A word remains about one or two personal and scientific problems. In the first place, it will be interesting to know Mr. Tesla’s own ideas as to the future practicability of his researches - ideas which, of course, will have to await their fulfilment for some time for actual application in practice. The question naturally arises, How can the vibratory current be applied to lighting? Should we expect to have incandescent or phosphorescent lamps of a pattern similar to those we know in the Edison-Swan lamps or the Geissler tubes, or should we expect rather to discover a practical means for rendering the whole mass of the air in a room softly and beautifully phosphorescent? Both, Mr. Tesla thinks, if we understand him aright, may occur, but he looks certainly to the possibility of the last and most fascinating project. Further, many of those who witnessed his experiments must have asked themselves a question as to the danger of the vibratory currents, which Mr. Tesla handled so unconcernedly. We took an opportunity of enquiring of Mr. Tesla with reference to this point, how, indeed, he came to dare to take the current through his body?

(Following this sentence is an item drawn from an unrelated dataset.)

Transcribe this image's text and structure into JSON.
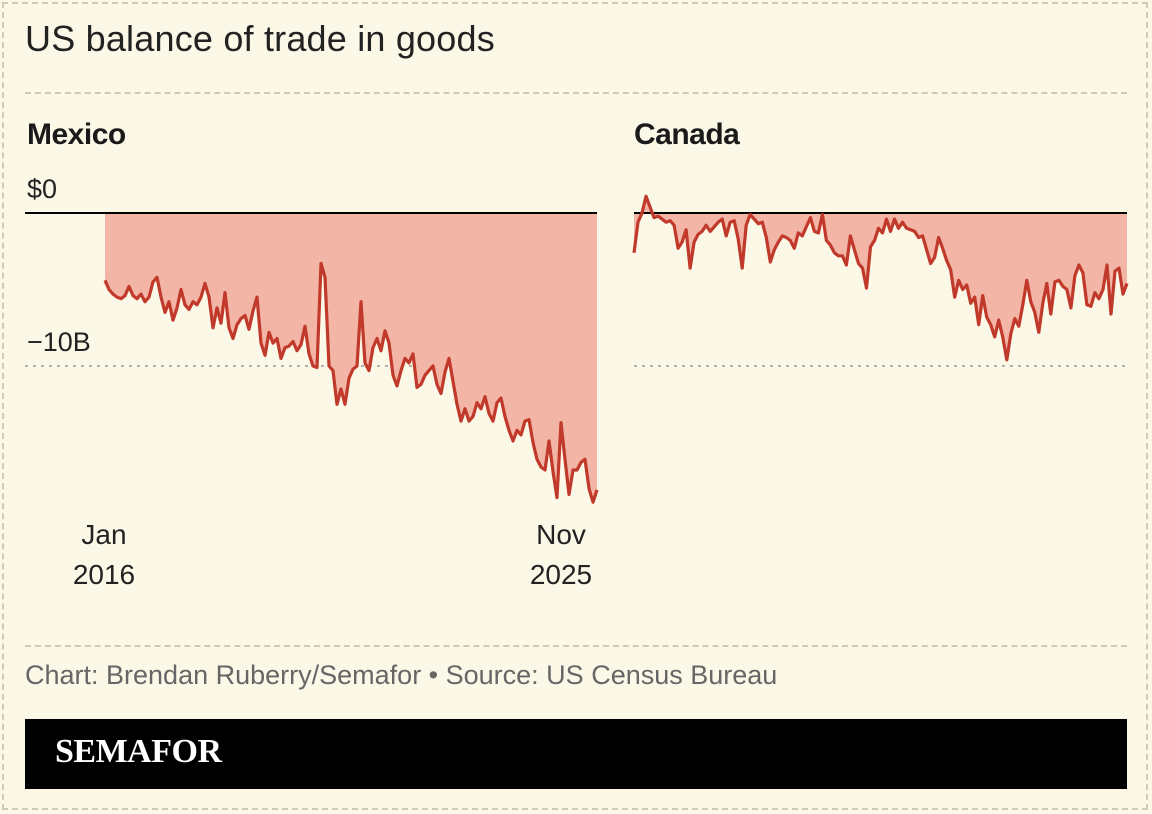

It was the result of a long debate in his mind, it appears, that caused him to attempt the experiment. Reason and calculation showed him that such currents ought not to be dangerous to life any more than the vibrations of light are dangerous. The self-induction and frequency of alternation should be too great for any current to pass, and for a current to be dangerous a certain quantity must pass. Conceive a thin diaphragm in a water-pipe, with to and fro piston-strokes of considerable amplitude the diaphragm will be ruptured at once. With reduced strokes of the same total energy the diaphragm will be less liable to rupture, until with a vibratory impulse of many thousands per second no actual current flows, and the diaphragm is in no danger of rupture. So with the vibratory current - yet in spite of reason and analogy it was with the feelings of a man about to plunge from Brooklyn Bridge (as one might well believe) that Mr. Tesla took his first shock from his apparatus. The result justified his daring, and he suffered no more than a slight shaking in the arms. A spark, of course, passes and this punctures the skin and causes a slight burn, but that is all. This can easily be avoided by holding a conductor of suitable size in the hand and receiving the shock upon that.

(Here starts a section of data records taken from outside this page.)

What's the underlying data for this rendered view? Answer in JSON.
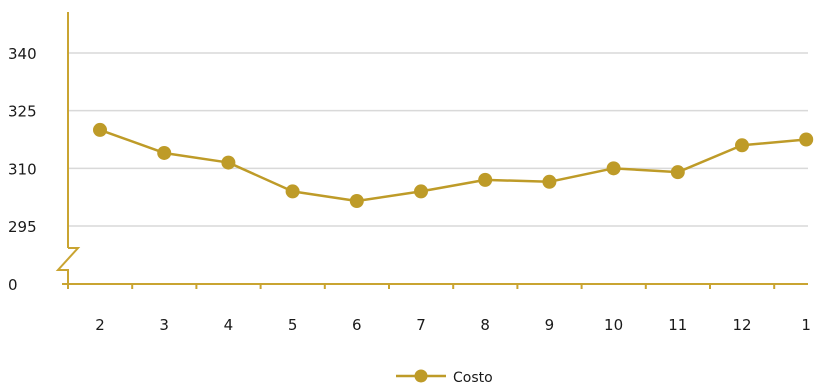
{
  "chart_data": {
    "type": "line",
    "categories": [
      "2",
      "3",
      "4",
      "5",
      "6",
      "7",
      "8",
      "9",
      "10",
      "11",
      "12",
      "1"
    ],
    "series": [
      {
        "name": "Costo",
        "values": [
          320,
          314,
          311.5,
          304,
          301.5,
          304,
          307,
          306.5,
          310,
          309,
          316,
          317.5
        ]
      }
    ],
    "y_ticks": [
      {
        "label": "340",
        "value": 340
      },
      {
        "label": "325",
        "value": 325
      },
      {
        "label": "310",
        "value": 310
      },
      {
        "label": "295",
        "value": 295
      },
      {
        "label": "0",
        "value": 0
      }
    ],
    "ylim": [
      0,
      344
    ],
    "axis_break": true,
    "grid": true,
    "legend_position": "bottom-center",
    "colors": {
      "series": "#BE9B28",
      "axis": "#C9A431",
      "grid": "#D9D9D9"
    }
  }
}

There lurks in one sentence of Mr. Tesla’s lecture a statement which will cause much discussion in high scientific circles. We shall not further refer to it here than to say, that if the voltage obtained is not exactly calculable from the data laid down of the condenser and the frequencies - if, in a word, the result is not approximately that calculated, but considerably lower, then this would certainly seem to show that Hertz’s experiments and results are not final, and the way is open to further experiments and research in this direction.
From the way in which Mr. Tesla alluded feelingly to the impulse in research given to himself from perusal of Crookes’s experiments in high vacuum, the effect upon students and scientific men generally of the publication of his own promising researches must be great. We can only hope that others, now that the way has been shown, will take up the work, and before many years have passed produce for the world at large the thoroughly practical outcome hinted at in the “wonder-full” lecture by Mr. Tesla at the Royal Institution, on Wednesday, the 3rd of February, 1892.